# Newer Cape Horn owners.....



## BlaineAtk (Jun 8, 2010)

Wirelessly posted

Is there any way one of you who own one of the newer models could tell me the height of you letters (chrome Cape Horn letters) I am wanting to get some for my older Cape Horn and the factory says they can't sell them to me for some reason so I am just going to order some online but need to know what size they are. I was assuming about 2-3/4" 3"?

Any help will be appreciated.


----------



## fisheye48 (Sep 28, 2007)

why not make them whatever size you want?


----------



## BlaineAtk (Jun 8, 2010)

Wirelessly posted

I was wanting to go with what they came with from the factory, I have a 1997 21' Cape Horn and I just repainted it black. I didn't want to order something that would be too small or large and look odd. 

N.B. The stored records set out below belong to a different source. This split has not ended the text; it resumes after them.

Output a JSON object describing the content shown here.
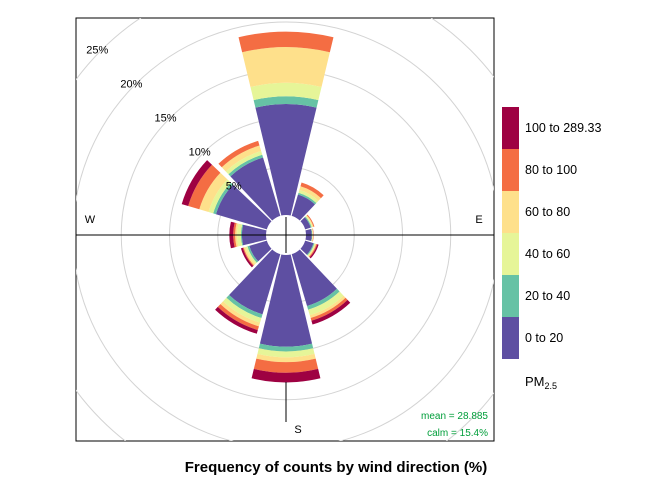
{
  "chart_data": {
    "type": "windrose",
    "title": "Frequency of counts by wind direction (%)",
    "radial_ticks": [
      "5%",
      "10%",
      "15%",
      "20%",
      "25%"
    ],
    "radial_values": [
      5,
      10,
      15,
      20,
      25
    ],
    "compass_labels": {
      "W": "W",
      "E": "E",
      "S": "S"
    },
    "directions": [
      0,
      30,
      60,
      90,
      120,
      150,
      180,
      210,
      240,
      270,
      300,
      330
    ],
    "legend_title": "PM",
    "legend_title_sub": "2.5",
    "bins": [
      "0 to 20",
      "20 to 40",
      "40 to 60",
      "60 to 80",
      "80 to 100",
      "100 to 289.33"
    ],
    "colors": [
      "#5E4FA2",
      "#66C2A5",
      "#E6F598",
      "#FEE08B",
      "#F46D43",
      "#9E0142"
    ],
    "cumulative_percent": [
      [
        11.5,
        12.3,
        13.7,
        17.4,
        19.0,
        19.0
      ],
      [
        2.3,
        2.5,
        2.8,
        3.2,
        3.6,
        3.6
      ],
      [
        0.6,
        0.7,
        0.8,
        0.9,
        1.0,
        1.0
      ],
      [
        0.6,
        0.65,
        0.7,
        0.75,
        0.8,
        0.8
      ],
      [
        0.9,
        1.0,
        1.1,
        1.2,
        1.3,
        1.45
      ],
      [
        5.6,
        6.0,
        6.6,
        6.9,
        7.2,
        7.6
      ],
      [
        9.5,
        10.0,
        10.6,
        11.1,
        12.2,
        13.2
      ],
      [
        6.5,
        6.9,
        7.4,
        7.8,
        8.2,
        8.6
      ],
      [
        1.9,
        2.1,
        2.3,
        2.5,
        2.6,
        2.8
      ],
      [
        2.5,
        2.6,
        3.0,
        3.2,
        3.4,
        3.8
      ],
      [
        5.5,
        5.8,
        6.3,
        7.3,
        8.5,
        9.2
      ],
      [
        6.3,
        6.6,
        7.0,
        7.6,
        8.1,
        8.1
      ]
    ],
    "annotations": {
      "mean": "mean = 28.885",
      "calm": "calm = 15.4%"
    },
    "annotation_color": "#009E3A"
  }
}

If I wait until I get home to order them, I won't get them until after I leave again. I work a month offshore then about two weeks home.


----------



## H2OMARK (Oct 2, 2007)

You can have an authorized Cape Horn order them for you if you want an original set of decals.


----------



## BlaineAtk (Jun 8, 2010)

Wirelessly posted

Ahh didn't know that. Thanks so sunset or sunrise marine on 98 in Navarre could do it?


----------



## Mike W (Jul 11, 2011)

H2OMARK said:


> You can have an authorized Cape Horn order them for you if you want an original set of decals.





BlaineAtk said:


> Wirelessly posted
> 
> Ahh didn't know that. Thanks so sunset or sunrise marine on 98 in Navarre could do it?

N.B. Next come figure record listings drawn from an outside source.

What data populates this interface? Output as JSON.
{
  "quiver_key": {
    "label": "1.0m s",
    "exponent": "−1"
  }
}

They will only give you the letters that originally were placed on the boat in the year it was made. They will not provide letters from newer models years to be placed on older hulls. It's been discussed on THT and here several times...something to do with not wanting to allow people to portray their boat as being newer than it is. 

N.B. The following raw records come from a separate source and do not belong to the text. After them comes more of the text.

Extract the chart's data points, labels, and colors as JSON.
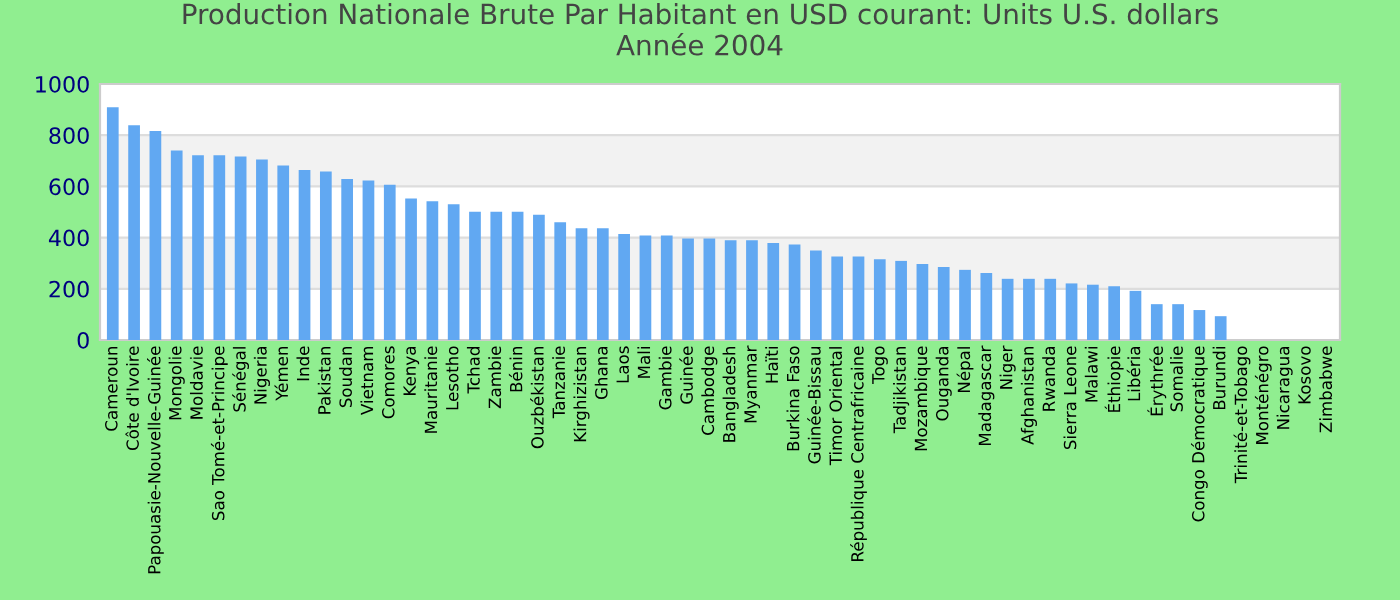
{
  "chart_data": {
    "type": "bar",
    "title": "Production Nationale Brute Par Habitant en USD courant: Units U.S. dollars\nAnnée 2004",
    "categories": [
      "Cameroun",
      "Côte d'Ivoire",
      "Papouasie-Nouvelle-Guinée",
      "Mongolie",
      "Moldavie",
      "Sao Tomé-et-Principe",
      "Sénégal",
      "Nigeria",
      "Yémen",
      "Inde",
      "Pakistan",
      "Soudan",
      "Vietnam",
      "Comores",
      "Kenya",
      "Mauritanie",
      "Lesotho",
      "Tchad",
      "Zambie",
      "Bénin",
      "Ouzbékistan",
      "Tanzanie",
      "Kirghizistan",
      "Ghana",
      "Laos",
      "Mali",
      "Gambie",
      "Guinée",
      "Cambodge",
      "Bangladesh",
      "Myanmar",
      "Haïti",
      "Burkina Faso",
      "Guinée-Bissau",
      "Timor Oriental",
      "République Centrafricaine",
      "Togo",
      "Tadjikistan",
      "Mozambique",
      "Ouganda",
      "Népal",
      "Madagascar",
      "Niger",
      "Afghanistan",
      "Rwanda",
      "Sierra Leone",
      "Malawi",
      "Éthiopie",
      "Libéria",
      "Érythrée",
      "Somalie",
      "Congo Démocratique",
      "Burundi",
      "Trinité-et-Tobago",
      "Monténégro",
      "Nicaragua",
      "Kosovo",
      "Zimbabwe"
    ],
    "values": [
      909,
      839,
      816,
      740,
      722,
      722,
      717,
      705,
      682,
      664,
      658,
      629,
      623,
      606,
      553,
      542,
      530,
      501,
      501,
      501,
      489,
      460,
      437,
      437,
      414,
      408,
      408,
      396,
      396,
      390,
      390,
      379,
      373,
      350,
      326,
      326,
      315,
      309,
      297,
      285,
      274,
      262,
      239,
      239,
      239,
      221,
      216,
      210,
      192,
      140,
      140,
      117,
      93,
      null,
      null,
      null,
      null,
      null
    ],
    "color": "#61a8f2",
    "ylim": [
      0,
      1000
    ],
    "yticks": [
      0,
      200,
      400,
      600,
      800,
      1000
    ],
    "grid": "y"
  }
}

Seems odd to me, if the guy wants new 2013 stickers let him have them even if he owns a 2000 Cape Horn. He brought you the business in the first place and the HIN ultimately tells everything you need to know in regards to build info.

Just my opinion. You'll probably save money though getting them made elsewhere


----------



## BlaineAtk (Jun 8, 2010)

Wirelessly posted

Is there somewhere local that can do it?


----------



## CreekLifeFL (Jun 22, 2013)

I dont know if local people woild.print them or not because of copyright stuff but I saw a website called vinylapproach.com and they seem to have every boat decal known to man new and old. I have never dealt with them so I dont know if theyare any good or the prices. You can try ebay its probably cheaper if you want the real plain lower case cape horn logo thats straight letters just gotta find someone who has that chrome color available and knows/has that specific font. Might be better paying a little more from a company that specializes in it so u get an original decal. Goodluck.


----------



## BlaineAtk (Jun 8, 2010)

Wirelessly posted

Yeah, I can get letters online just not sure what size I need.


----------



## CreekLifeFL (Jun 22, 2013)

I would guess 3 inches and I wouldnt go smaller than that on a boat your size if you r talking about style in the following pic , but rather have one thats a tad bigger than end up with one thats too small. Maybe get some printer paper and marker or if u have a program u can print from then print it out 3" letters and tape it on boat and stand back and see if that size looks right.

​


----------